Tonghai Port Area in Nantong, China’s Jiangsu province.

Xu Congjun | Visual China Group | Getty Images

China is expected to announce on Thursday a decline in both exports and imports for the month of July amid Beijing’s escalating trade fight with Washington.

Economists polled by Reuters expect last month’s exports to fall by 2% from a year ago, and imports to decline by 8.3% compared to the same period last year. Meanwhile, China’s overall trade surplus in July is forecast to be $40 billion, according to the Reuters poll.

In June, exports from China fell 1.3% year-on-year while imports fell 7.3% over the same period, customs data showed. Trade surplus that month was $50.98 billion, according to the data.

“Softer external demand and punitive tariffs will continue to dampen export growth. Meanwhile, falling commodity prices, a high base last year, and falling intermediary demand may have dragged down import growth in July,” analysts from Citi Research wrote in a note last week previewing the incoming data.

The Chinese economy — the second largest in the world — is growing at a slower pace amid an escalating trade battle between Beijing and Washington that started as a tariff war but recently spilled into technology and currency. Last month, China said its economy grew 6.2% in the second quarter from a year ago — the weakest rate in at least 27 years.

Beijing has eased monetary policy and introduced fiscal measures such as tax cuts to boost economic activity. But growth in the Asian economic giant could slow down even more if the administration of U.S. President Donald Trump goes ahead with new elevated tariffs next month.

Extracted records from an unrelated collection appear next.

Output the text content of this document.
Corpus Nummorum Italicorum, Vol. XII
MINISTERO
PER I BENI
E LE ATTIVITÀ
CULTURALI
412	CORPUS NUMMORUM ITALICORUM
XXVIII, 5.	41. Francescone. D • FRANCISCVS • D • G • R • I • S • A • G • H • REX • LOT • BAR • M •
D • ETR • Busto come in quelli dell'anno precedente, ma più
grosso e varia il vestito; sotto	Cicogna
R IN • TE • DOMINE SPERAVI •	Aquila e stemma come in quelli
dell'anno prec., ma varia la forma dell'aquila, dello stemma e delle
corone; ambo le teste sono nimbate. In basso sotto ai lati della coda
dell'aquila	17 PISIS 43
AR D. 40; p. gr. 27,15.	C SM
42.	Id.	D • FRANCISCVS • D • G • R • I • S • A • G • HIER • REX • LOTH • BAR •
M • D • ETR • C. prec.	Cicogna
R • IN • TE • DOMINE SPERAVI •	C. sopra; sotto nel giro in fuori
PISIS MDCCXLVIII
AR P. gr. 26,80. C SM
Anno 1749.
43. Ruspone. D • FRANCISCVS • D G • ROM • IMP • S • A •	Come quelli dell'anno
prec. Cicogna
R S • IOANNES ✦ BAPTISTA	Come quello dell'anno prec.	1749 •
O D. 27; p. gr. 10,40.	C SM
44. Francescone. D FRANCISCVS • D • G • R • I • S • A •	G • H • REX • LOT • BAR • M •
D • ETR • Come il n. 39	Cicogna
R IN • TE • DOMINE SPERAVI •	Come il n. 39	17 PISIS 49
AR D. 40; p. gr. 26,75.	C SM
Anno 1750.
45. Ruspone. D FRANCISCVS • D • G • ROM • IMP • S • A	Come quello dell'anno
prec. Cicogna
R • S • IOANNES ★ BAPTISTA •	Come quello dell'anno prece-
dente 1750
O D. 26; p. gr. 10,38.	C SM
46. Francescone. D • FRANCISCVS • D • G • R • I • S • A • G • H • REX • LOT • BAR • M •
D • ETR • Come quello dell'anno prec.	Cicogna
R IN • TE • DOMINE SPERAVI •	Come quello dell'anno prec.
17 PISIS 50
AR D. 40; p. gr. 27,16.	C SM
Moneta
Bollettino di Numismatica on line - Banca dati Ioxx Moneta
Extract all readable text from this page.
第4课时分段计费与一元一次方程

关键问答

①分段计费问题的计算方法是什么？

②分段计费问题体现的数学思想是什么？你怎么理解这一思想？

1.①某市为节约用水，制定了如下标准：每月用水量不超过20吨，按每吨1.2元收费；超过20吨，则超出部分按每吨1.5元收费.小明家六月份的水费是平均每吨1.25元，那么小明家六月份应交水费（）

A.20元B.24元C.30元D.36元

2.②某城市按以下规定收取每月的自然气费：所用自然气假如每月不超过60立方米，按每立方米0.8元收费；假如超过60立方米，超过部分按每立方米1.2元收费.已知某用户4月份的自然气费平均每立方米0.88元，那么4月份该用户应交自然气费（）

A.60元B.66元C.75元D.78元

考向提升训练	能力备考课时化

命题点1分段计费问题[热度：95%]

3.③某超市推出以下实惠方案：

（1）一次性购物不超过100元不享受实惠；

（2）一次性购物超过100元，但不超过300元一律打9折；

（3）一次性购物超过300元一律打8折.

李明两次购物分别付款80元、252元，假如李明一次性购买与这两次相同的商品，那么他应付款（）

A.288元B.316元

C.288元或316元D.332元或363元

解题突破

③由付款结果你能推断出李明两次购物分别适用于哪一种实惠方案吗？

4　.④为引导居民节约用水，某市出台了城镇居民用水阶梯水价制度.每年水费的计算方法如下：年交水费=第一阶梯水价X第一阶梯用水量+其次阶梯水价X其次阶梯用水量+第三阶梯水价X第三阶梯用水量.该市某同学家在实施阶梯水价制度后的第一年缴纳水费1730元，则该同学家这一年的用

Trump last week threatened to slap 10% tariffs on $300 billion of Chinese goods starting Sept. 1, which Citi analysts have said would slash China’s exports by 2.7% and drag down growth by 50 basis points. That’s in addition to the economic harm China has already experienced after the U.S. slapped 25% tariffs on $250 billion of Chinese goods.

Following Trump’s latest tariff threat, China allowed its currency — the yuan — to weaken below an important threshold of 7 per U.S. dollar. That led the U.S. to label China a currency manipulator, which analysts have said marked another escalation in tensions between the two countries.